Eight months after the Russian invasion and amid a global inflationary crisis, we spoke with Alejandro Rodriguez, Head of Advocacy at ICRICT (Independent Commission for the Reform of International Corporate Taxation), about how the economic impacts of that conflict have the potential to affect Human Rights, including Latin America and the Caribbean. Here are some of the ideas that came out of the dialogue.
1. The conflict between Russia and Ukraine has repercussions on poverty and inequality, including in Latin America.

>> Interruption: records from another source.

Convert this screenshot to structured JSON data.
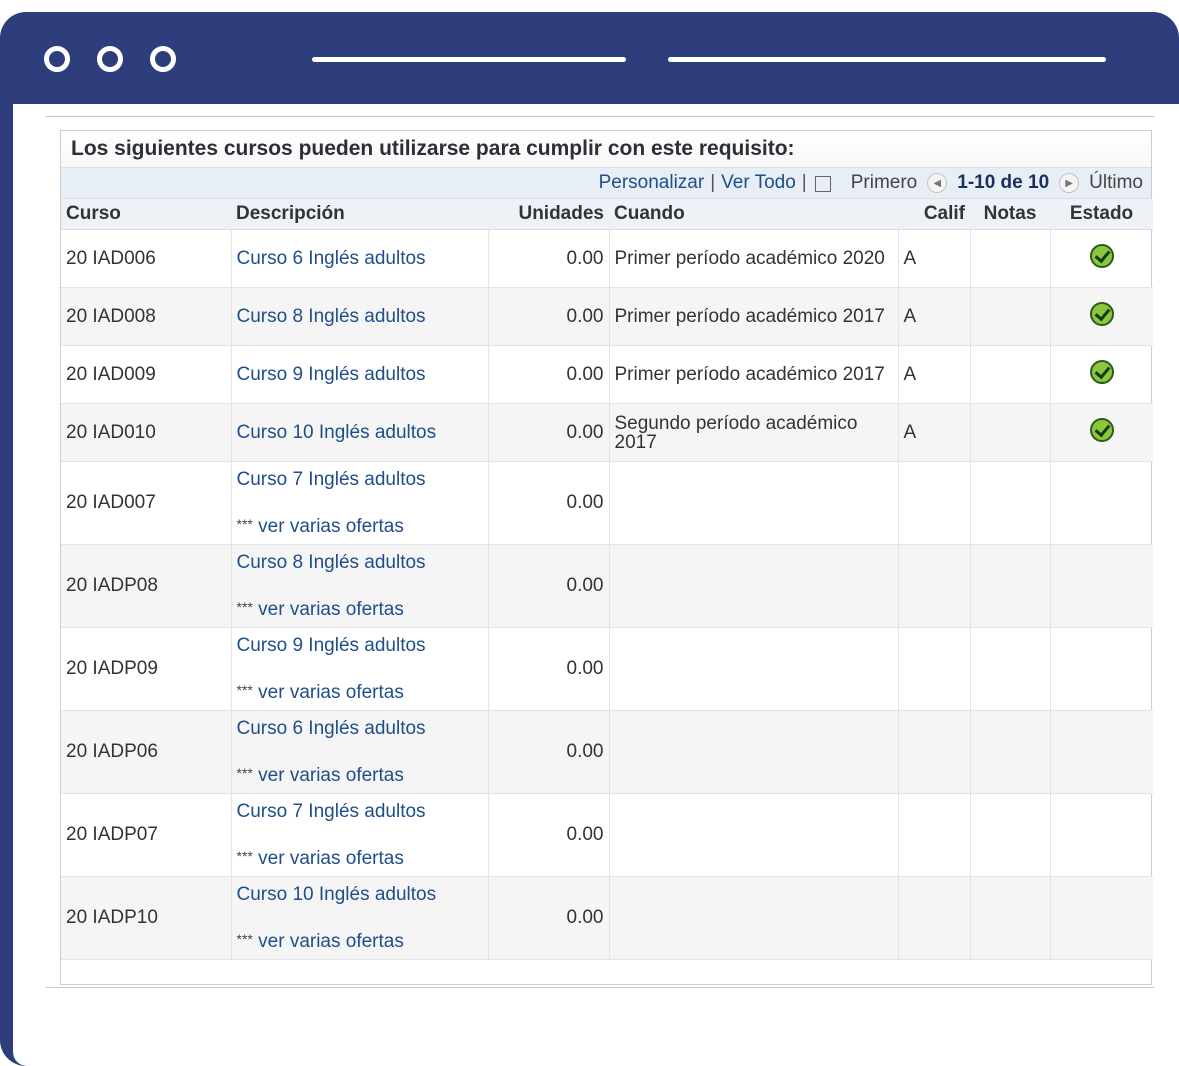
{
  "window": {
    "controls": [
      "circle-icon",
      "circle-icon",
      "circle-icon"
    ]
  },
  "requirement": {
    "title": "Los siguientes cursos pueden utilizarse para cumplir con este requisito:",
    "toolbar": {
      "personalize": "Personalizar",
      "separator": "|",
      "view_all": "Ver Todo",
      "first": "Primero",
      "range": "1-10 de 10",
      "last": "Último"
    },
    "columns": [
      "Curso",
      "Descripción",
      "Unidades",
      "Cuando",
      "Calif",
      "Notas",
      "Estado"
    ],
    "rows": [
      {
        "course": "20 IAD006",
        "description": "Curso 6 Inglés adultos",
        "units": "0.00",
        "when": "Primer período académico 2020",
        "grade": "A",
        "status": "check-icon"
      },
      {
        "course": "20 IAD008",
        "description": "Curso 8 Inglés adultos",
        "units": "0.00",
        "when": "Primer período académico 2017",
        "grade": "A",
        "status": "check-icon"
      },
      {
        "course": "20 IAD009",
        "description": "Curso 9 Inglés adultos",
        "units": "0.00",
        "when": "Primer período académico 2017",
        "grade": "A",
        "status": "check-icon"
      },
      {
        "course": "20 IAD010",
        "description": "Curso 10 Inglés adultos",
        "units": "0.00",
        "when": "Segundo período académico 2017",
        "grade": "A",
        "status": "check-icon"
      },
      {
        "course": "20 IAD007",
        "description": "Curso 7 Inglés adultos",
        "units": "0.00",
        "offers_stars": "***",
        "offers": "ver varias ofertas"
      },
      {
        "course": "20 IADP08",
        "description": "Curso 8 Inglés adultos",
        "units": "0.00",
        "offers_stars": "***",
        "offers": "ver varias ofertas"
      },
      {
        "course": "20 IADP09",
        "description": "Curso 9 Inglés adultos",
        "units": "0.00",
        "offers_stars": "***",
        "offers": "ver varias ofertas"
      },
      {
        "course": "20 IADP06",
        "description": "Curso 6 Inglés adultos",
        "units": "0.00",
        "offers_stars": "***",
        "offers": "ver varias ofertas"
      },
      {
        "course": "20 IADP07",
        "description": "Curso 7 Inglés adultos",
        "units": "0.00",
        "offers_stars": "***",
        "offers": "ver varias ofertas"
      },
      {
        "course": "20 IADP10",
        "description": "Curso 10 Inglés adultos",
        "units": "0.00",
        "offers_stars": "***",
        "offers": "ver varias ofertas"
      }
    ]
  },
  "colors": {
    "frame": "#2e3d7c",
    "link": "#1f4e8a",
    "check": "#8bc63e"
  }
}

Because of the globalized world in which we live, everything and everyone is interconnected. Let us start with the fact that Western countries imposed economic sanctions on Russia that increased the prices of oil and natural gas for the rest of Europe, which is highly dependent on imports of these products. Consequently, energy prices on that continent raised, which meant a rise in the cost of goods that Europe provided to the Global South. The war caused Ukraine, one of the world's major producers of fertilizers—such as urea— to stop producing in the quantities it used to. The consequence? Food, which needs immense amounts of them to mass-produce it, also went up in price, deepening poverty and inequality. For the moment, this is one of the impacts of the conflict in Latin America and the Caribbean, as the lowest-income households are the most affected.

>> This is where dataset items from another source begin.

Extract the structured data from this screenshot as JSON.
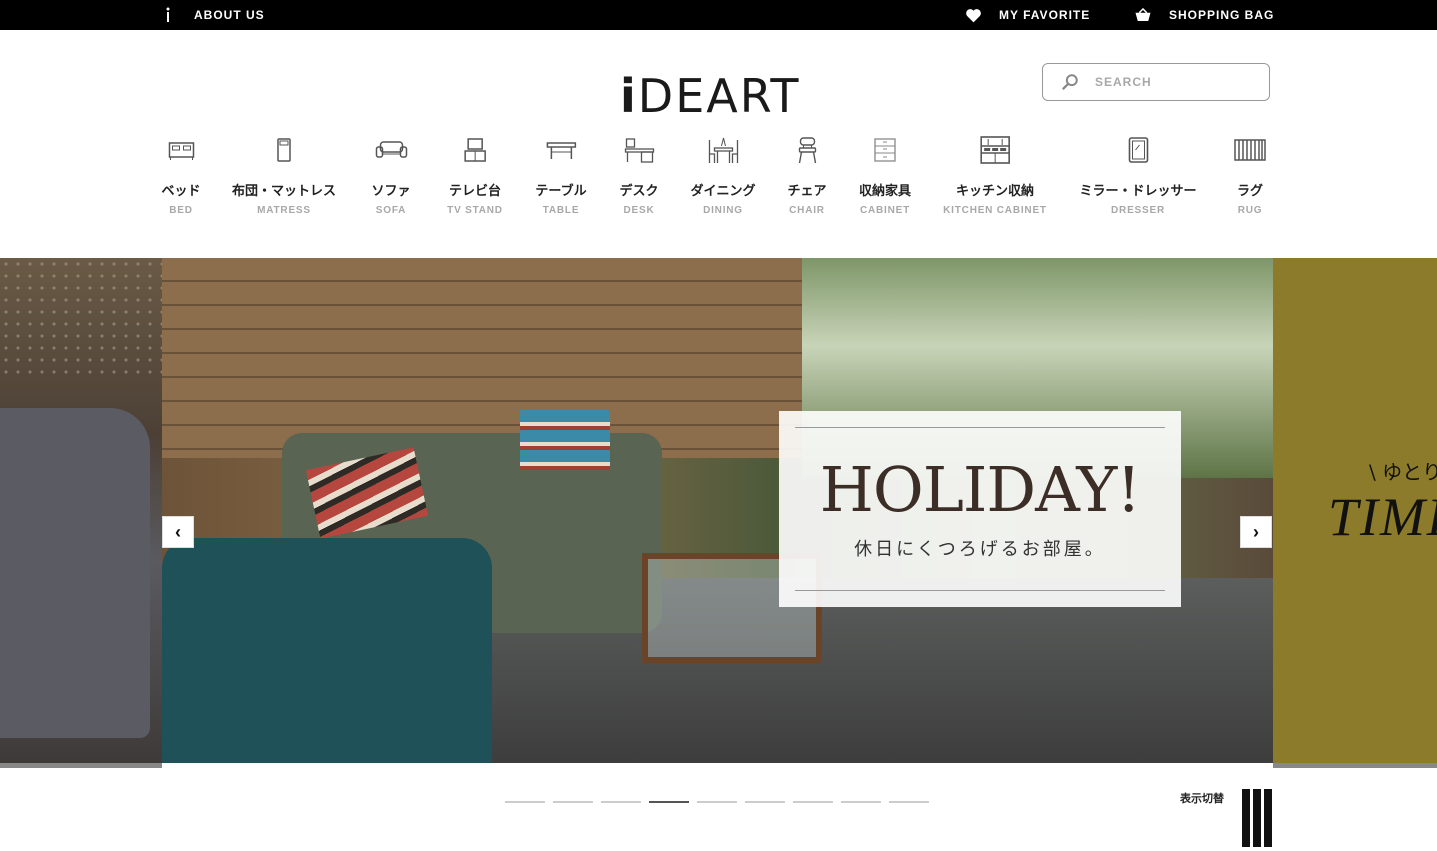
{
  "topbar": {
    "about": "ABOUT US",
    "favorite": "MY FAVORITE",
    "bag": "SHOPPING BAG"
  },
  "logo": {
    "i": "i",
    "rest": "DEART"
  },
  "search": {
    "placeholder": "SEARCH"
  },
  "categories": [
    {
      "jp": "ベッド",
      "en": "BED",
      "icon": "bed-icon"
    },
    {
      "jp": "布団・マットレス",
      "en": "MATRESS",
      "icon": "mattress-icon"
    },
    {
      "jp": "ソファ",
      "en": "SOFA",
      "icon": "sofa-icon"
    },
    {
      "jp": "テレビ台",
      "en": "TV STAND",
      "icon": "tv-stand-icon"
    },
    {
      "jp": "テーブル",
      "en": "TABLE",
      "icon": "table-icon"
    },
    {
      "jp": "デスク",
      "en": "DESK",
      "icon": "desk-icon"
    },
    {
      "jp": "ダイニング",
      "en": "DINING",
      "icon": "dining-icon"
    },
    {
      "jp": "チェア",
      "en": "CHAIR",
      "icon": "chair-icon"
    },
    {
      "jp": "収納家具",
      "en": "CABINET",
      "icon": "cabinet-icon"
    },
    {
      "jp": "キッチン収納",
      "en": "KITCHEN CABINET",
      "icon": "kitchen-cabinet-icon"
    },
    {
      "jp": "ミラー・ドレッサー",
      "en": "DRESSER",
      "icon": "dresser-icon"
    },
    {
      "jp": "ラグ",
      "en": "RUG",
      "icon": "rug-icon"
    }
  ],
  "hero": {
    "title": "HOLIDAY!",
    "subtitle": "休日にくつろげるお部屋。",
    "next_slide_jp": "\\ ゆとり",
    "next_slide_en": "TIME",
    "prev_arrow": "‹",
    "next_arrow": "›"
  },
  "pager": {
    "count": 9,
    "active_index": 3
  },
  "view_toggle": {
    "label": "表示切替"
  },
  "colors": {
    "topbar_bg": "#000000",
    "accent_olive": "#8b7b2a",
    "muted_text": "#a8a8a8"
  }
}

2. As a result of price increases, inflation may affect rights
While the conflict has led to the reconfiguration of budgets in countries such as Germany, where military spending doubled for the first time in decades, inflation forced Latin American and Caribbean countries to increase central bank interest rates as a recipe for fighting inflation. This prescription implies a downturn in the economy (which many economists may call a recession) and may lead states to make austerity decisions —with less spending for sectors related to economic, social, and cultural rights, such as public services. Such decisions are contrary to the first principle of the Human Rights in Fiscal Policy Initiative: Human Rights enforcement must be a fundamental objective of fiscal policy. At the same time, these global shocks are generating an economic decline in many countries, which means lower tax revenues for the welfare and guarantee of the rights of populations.
3. Latin American and Caribbean states face a new fiscal challenge
States have to implement public spending measures to soften the blows of inflation, but this requires more resources. This option is not so easy, as the countries of Latin America and the Caribbean are already heavily indebted to deal with the effects of the COVID-19 pandemic, and they have a limited financing capacity.
4. But governments are called upon to look at new sources of funding that would allow them to avoid austerity policies.
Wealth taxes, for example, are a fundamental measure that states should contemplate to help respond to the crisis without the need to enter into austerity measures, which have been shown to affect poverty and inequality. But there are measures other than the wealth tax, such as a model of fair taxation of multinationals, with a global minimum rate that would make these companies pay a corporate income tax of at least 21% or 25% in the places where they carry their activities. That would bring a lot of resources to countries who are not receiving resources from multinationals because they divert their profits to jurisdictions that are tax havens or have very low or zero corporate tax rates. This idea makes sense from Principle #14 of the Human Rights in Tax Policy Initiative: non-state actors, including corporations and intermediaries, have Human Rights responsibilities concerning their tax behavior.
5. The Russia-Ukraine conflict has put fiscal challenges. But has also opened an opportunity for transparency measures
The package of sanctions by Western countries on Russia is one way to put pressure on the Putin government. However, the pressure would increase if, among other measures, the assets in tax havens of oligarchs close to the president could be frozen or confiscated. This goes against Principle number 7 of the Human Rights in Tax Policy Initiative, which refers to the need for transparency in these matters. According to data from the European Tax Observatory, the wealth of Russian millionaires outside Russia is equivalent to 85% of Russia's national income. The problem is that it is unknown where it is, and there are no ways to confiscate such assets.